Blue Potato Chips

Written by Matt DiLeo

JetBlue airlines now gives out blue potato chips as their “official” snack.
I’m very impressed by the fact that these blue potato chips exist. It’s no small feat to create a good-frying potato with excellent agronomic qualities in itself. I can’t imagine crossing in blue coloring (anthocyanin expression) on top of this in a reasonable amount of time – especially since potatoes aren’t true to seed.
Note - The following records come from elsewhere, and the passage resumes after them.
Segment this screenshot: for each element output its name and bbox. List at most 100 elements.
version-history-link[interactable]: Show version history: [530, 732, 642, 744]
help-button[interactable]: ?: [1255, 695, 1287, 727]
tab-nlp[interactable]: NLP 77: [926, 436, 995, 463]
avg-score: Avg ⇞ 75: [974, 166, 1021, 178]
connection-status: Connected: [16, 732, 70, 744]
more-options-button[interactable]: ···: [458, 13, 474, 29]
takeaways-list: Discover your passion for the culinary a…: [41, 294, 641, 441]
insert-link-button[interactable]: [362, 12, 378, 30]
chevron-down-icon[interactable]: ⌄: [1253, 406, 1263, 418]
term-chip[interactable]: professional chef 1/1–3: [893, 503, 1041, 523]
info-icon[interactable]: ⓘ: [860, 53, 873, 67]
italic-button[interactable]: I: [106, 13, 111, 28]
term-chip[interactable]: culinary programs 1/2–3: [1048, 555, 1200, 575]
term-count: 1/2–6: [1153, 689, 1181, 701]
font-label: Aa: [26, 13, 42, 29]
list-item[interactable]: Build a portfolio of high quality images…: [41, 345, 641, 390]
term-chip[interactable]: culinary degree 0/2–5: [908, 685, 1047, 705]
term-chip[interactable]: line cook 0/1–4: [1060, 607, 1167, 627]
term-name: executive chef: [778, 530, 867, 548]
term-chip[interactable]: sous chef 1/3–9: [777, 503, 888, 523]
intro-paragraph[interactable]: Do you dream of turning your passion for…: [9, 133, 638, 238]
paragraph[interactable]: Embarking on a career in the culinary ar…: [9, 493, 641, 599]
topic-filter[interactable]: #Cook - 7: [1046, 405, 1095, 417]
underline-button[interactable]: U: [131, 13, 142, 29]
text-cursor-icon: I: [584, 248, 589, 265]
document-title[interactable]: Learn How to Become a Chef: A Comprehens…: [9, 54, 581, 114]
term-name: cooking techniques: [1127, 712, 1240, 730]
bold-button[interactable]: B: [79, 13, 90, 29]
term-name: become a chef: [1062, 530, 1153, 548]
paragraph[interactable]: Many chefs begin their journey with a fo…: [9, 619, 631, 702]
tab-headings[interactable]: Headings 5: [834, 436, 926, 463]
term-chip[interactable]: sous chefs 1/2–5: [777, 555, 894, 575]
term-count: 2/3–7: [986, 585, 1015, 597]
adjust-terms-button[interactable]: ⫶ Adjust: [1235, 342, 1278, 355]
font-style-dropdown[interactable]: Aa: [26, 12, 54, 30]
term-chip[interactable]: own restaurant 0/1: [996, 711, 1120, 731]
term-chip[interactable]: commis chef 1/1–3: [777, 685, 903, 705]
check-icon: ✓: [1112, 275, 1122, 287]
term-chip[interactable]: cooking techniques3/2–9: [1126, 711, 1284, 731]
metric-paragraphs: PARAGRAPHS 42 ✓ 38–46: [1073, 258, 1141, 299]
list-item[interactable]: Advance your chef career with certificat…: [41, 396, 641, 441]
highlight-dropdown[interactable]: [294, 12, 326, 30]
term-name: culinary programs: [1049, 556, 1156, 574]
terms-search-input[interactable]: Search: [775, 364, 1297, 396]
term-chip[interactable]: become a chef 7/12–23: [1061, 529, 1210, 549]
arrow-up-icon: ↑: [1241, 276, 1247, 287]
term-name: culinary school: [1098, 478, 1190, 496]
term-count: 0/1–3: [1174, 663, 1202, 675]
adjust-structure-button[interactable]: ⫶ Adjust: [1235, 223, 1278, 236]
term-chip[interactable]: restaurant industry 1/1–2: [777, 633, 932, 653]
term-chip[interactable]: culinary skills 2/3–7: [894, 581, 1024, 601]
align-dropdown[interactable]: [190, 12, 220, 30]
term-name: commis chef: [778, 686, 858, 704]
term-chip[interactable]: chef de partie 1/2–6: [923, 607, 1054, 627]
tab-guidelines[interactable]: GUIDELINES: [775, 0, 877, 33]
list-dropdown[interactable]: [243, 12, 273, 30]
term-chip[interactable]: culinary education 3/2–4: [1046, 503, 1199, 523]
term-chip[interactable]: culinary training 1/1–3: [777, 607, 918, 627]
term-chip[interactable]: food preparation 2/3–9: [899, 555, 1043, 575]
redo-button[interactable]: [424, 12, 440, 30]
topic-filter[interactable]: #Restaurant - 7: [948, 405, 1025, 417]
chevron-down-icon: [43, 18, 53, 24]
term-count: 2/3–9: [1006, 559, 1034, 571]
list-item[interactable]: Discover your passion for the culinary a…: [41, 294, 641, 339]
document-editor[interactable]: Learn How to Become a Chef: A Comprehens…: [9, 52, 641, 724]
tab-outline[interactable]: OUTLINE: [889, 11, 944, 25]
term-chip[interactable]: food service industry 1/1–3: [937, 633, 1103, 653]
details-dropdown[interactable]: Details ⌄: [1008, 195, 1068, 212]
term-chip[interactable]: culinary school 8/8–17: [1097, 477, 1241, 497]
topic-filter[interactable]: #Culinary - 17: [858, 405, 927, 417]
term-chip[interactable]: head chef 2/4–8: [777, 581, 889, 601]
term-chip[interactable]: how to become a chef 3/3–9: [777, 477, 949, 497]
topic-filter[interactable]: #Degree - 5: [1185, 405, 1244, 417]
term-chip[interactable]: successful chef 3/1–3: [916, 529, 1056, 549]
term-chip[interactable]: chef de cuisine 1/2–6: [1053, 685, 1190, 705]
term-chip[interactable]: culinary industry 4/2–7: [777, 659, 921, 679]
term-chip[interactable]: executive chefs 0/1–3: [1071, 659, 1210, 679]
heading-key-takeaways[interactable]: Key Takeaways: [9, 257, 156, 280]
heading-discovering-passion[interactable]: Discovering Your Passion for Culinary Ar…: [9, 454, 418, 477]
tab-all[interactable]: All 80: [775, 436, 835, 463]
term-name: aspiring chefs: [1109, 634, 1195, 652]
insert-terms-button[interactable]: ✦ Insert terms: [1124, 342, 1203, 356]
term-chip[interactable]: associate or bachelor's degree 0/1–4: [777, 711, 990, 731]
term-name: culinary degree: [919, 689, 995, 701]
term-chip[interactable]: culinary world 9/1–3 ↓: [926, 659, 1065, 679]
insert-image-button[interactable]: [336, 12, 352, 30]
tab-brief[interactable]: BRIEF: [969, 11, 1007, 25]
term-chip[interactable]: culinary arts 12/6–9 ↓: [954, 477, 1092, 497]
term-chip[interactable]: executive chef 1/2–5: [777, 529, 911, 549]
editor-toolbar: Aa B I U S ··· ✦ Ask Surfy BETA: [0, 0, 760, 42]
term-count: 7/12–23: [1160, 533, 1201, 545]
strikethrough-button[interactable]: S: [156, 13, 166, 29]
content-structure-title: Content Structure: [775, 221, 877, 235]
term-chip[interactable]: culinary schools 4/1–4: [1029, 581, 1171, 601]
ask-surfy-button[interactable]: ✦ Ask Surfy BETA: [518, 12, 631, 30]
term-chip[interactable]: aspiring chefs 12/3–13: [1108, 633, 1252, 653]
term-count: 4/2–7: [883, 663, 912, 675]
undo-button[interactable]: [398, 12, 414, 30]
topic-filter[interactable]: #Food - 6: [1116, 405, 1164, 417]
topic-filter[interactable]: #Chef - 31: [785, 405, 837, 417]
Non true to seed crops like potatoes have messy, highly heterozygous genomes that when crossed (or selfed) produce offspring that segregate for all the traits you care about. I’ve been told that potato breeders typically make a bunch of crosses in the first year of their program – and then spend the rest of their careers evaluating and propagating the resulting segregants asexually.
Though the chips really are purple, not blue…

Written by Guest Expert

Matt DiLeo has a PhD in Plant Pathology from UC, Davis. During his postdoctoral research at Boyce Thompson Institute, he researched unintentional effects of genetic engineering. Matt builds R&D teams and biotech platforms: genome editing, gene discovery, microbials, and controlled environment agriculture.


  1. I have noticed that the blue potatoes I have grown are much more likely to set fruits (and thus contain true seeds) compared to other potatoes.
    Is there a trick to getting potatoes to fruit properly/reliably?